It just walked right out.
August is no more. Summer is packing it’s bags and Atumn is moving in. I’m okay with that, though. Fall is my favorite. Warm days. Cool nights. The window open. Me cocooned in blankets. DW freezing because I’ve got all the warmth in my cocoon. Fall is fantastic.
Fall brings baseball post-season, football, and all things pumpkin spice. My Orioles are contesting for a wild card spot. While I’m not all that into pumpkin spice, I could eat my weight in pumpkin pie. Dump a tub of whipped cream on top and I’m in my glory.
September isn’t just for ball games and pumpkins, though. September is also for the return of school days. While challenging, the rewards are phenomenal. Getting the kids to bed when they’re used to to summer schedule bedtimes is like hostage negotiations. If you offer too little they’ll refuse slumber. Offer too much and you won’t be able to keep your end of the bargin. They will remember everything you offer too so don’t even think about sweetening the deal in hopes they’ll forget. It’ll be the first thing they ask for in the morning. If you can’t deliver they’ll never go to bed again. Ever.
Besides bedtime, there is also the joy of back-to-school shopping. I get more than a little giddy when I see aisles and aisles of back-to-school supplies. Brand new pencils with no teeth marks. Markers with all their caps on tight. Paper so crisp and clean waiting for a math problem or an essay or notes on history, science, or passed to friend asking them if they can sit together at lunch. Folders and binders in more colors than a rainbow can offer. There are fresh, clean glue sticks not yet dried out, full of glitter and dirt and half eaten.
I know the back-to-school supply list can seem a bit archaic. It can also get a bit pricey. I’ve seen various parents rant about how expensive it can be. They question the supplies that are asked for. While I can’t speak for all teachers, I can speak for myself and the ones I know.

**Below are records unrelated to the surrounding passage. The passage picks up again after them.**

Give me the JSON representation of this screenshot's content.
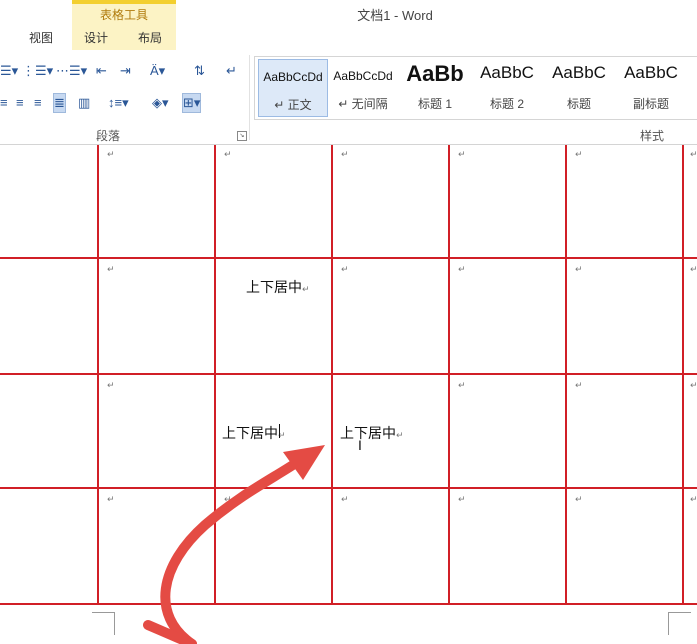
{
  "window": {
    "title": "文档1 - Word"
  },
  "context_group": {
    "title": "表格工具",
    "tabs": [
      "设计",
      "布局"
    ]
  },
  "tabs": {
    "view": "视图"
  },
  "ribbon": {
    "paragraph_label": "段落",
    "styles_label": "样式",
    "styles": [
      {
        "preview": "AaBbCcDd",
        "name": "↵ 正文"
      },
      {
        "preview": "AaBbCcDd",
        "name": "↵ 无间隔"
      },
      {
        "preview": "AaBb",
        "name": "标题 1"
      },
      {
        "preview": "AaBbC",
        "name": "标题 2"
      },
      {
        "preview": "AaBbC",
        "name": "标题"
      },
      {
        "preview": "AaBbC",
        "name": "副标题"
      }
    ]
  },
  "document": {
    "cells": {
      "r2c3": "上下居中",
      "r3c3": "上下居中",
      "r3c4": "上下居中"
    },
    "paragraph_mark": "↵"
  },
  "colors": {
    "table_border": "#d11f26",
    "arrow": "#e44b44",
    "context_tab": "#fcf3c5"
  }
}
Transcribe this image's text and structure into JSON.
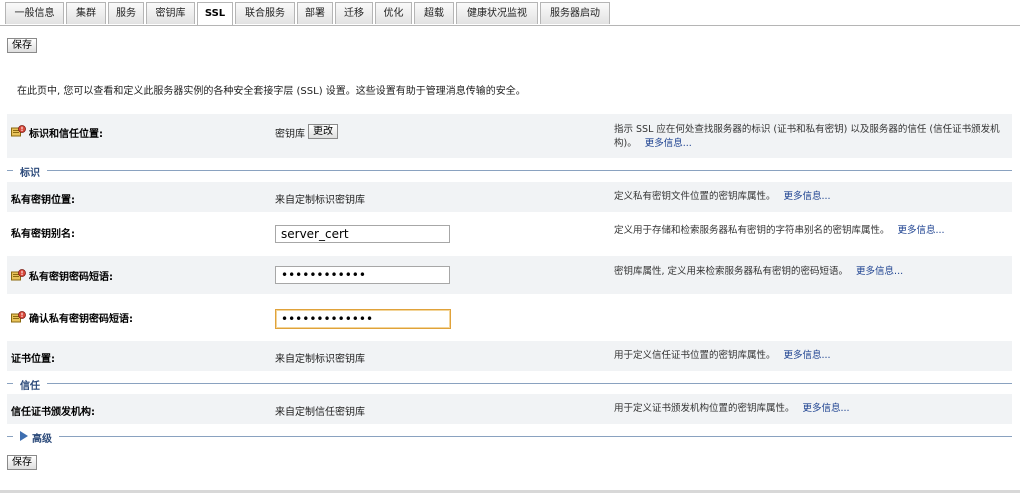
{
  "tabs": [
    "一般信息",
    "集群",
    "服务",
    "密钥库",
    "SSL",
    "联合服务",
    "部署",
    "迁移",
    "优化",
    "超载",
    "健康状况监视",
    "服务器启动"
  ],
  "active_tab": "SSL",
  "save_label": "保存",
  "intro": "在此页中, 您可以查看和定义此服务器实例的各种安全套接字层 (SSL) 设置。这些设置有助于管理消息传输的安全。",
  "identity_trust": {
    "label": "标识和信任位置:",
    "value": "密钥库",
    "change_button": "更改",
    "desc": "指示 SSL 应在何处查找服务器的标识 (证书和私有密钥) 以及服务器的信任 (信任证书颁发机构)。",
    "more": "更多信息..."
  },
  "sections": {
    "identity": "标识",
    "trust": "信任",
    "advanced": "高级"
  },
  "private_key_location": {
    "label": "私有密钥位置:",
    "value": "来自定制标识密钥库",
    "desc": "定义私有密钥文件位置的密钥库属性。",
    "more": "更多信息..."
  },
  "private_key_alias": {
    "label": "私有密钥别名:",
    "value": "server_cert",
    "desc": "定义用于存储和检索服务器私有密钥的字符串别名的密钥库属性。",
    "more": "更多信息..."
  },
  "private_key_pass": {
    "label": "私有密钥密码短语:",
    "value": "••••••••••••",
    "desc": "密钥库属性, 定义用来检索服务器私有密钥的密码短语。",
    "more": "更多信息..."
  },
  "confirm_pass": {
    "label": "确认私有密钥密码短语:",
    "value": "•••••••••••••"
  },
  "cert_location": {
    "label": "证书位置:",
    "value": "来自定制标识密钥库",
    "desc": "用于定义信任证书位置的密钥库属性。",
    "more": "更多信息..."
  },
  "trusted_ca": {
    "label": "信任证书颁发机构:",
    "value": "来自定制信任密钥库",
    "desc": "用于定义证书颁发机构位置的密钥库属性。",
    "more": "更多信息..."
  }
}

We don’t ask for things we don’t need. But as one mother put it in her rant, “You want a microwave for your classroom, I’ll get you a microwave! Here, I’ll get you a pillow, too!” She was thankful teachers took her kids for the day. Parents seem to be thankful for school to start again because it means their kids aren’t at home driving them to Crazyville, Insanity for what they think is a good time. What they forget is the flip side of the coin. The teacher doesn’t have just their kid. They have 20-30 other kids, too.
If you’re the kind of parent who understands the plight of teachers, slip in a gift card for pumpkin spice latte or a
medium large bucket o’coffee with those back-to-school supplies because you’re over the Walmart excited for school be to back. And because it’s not just the kids who are going back to school.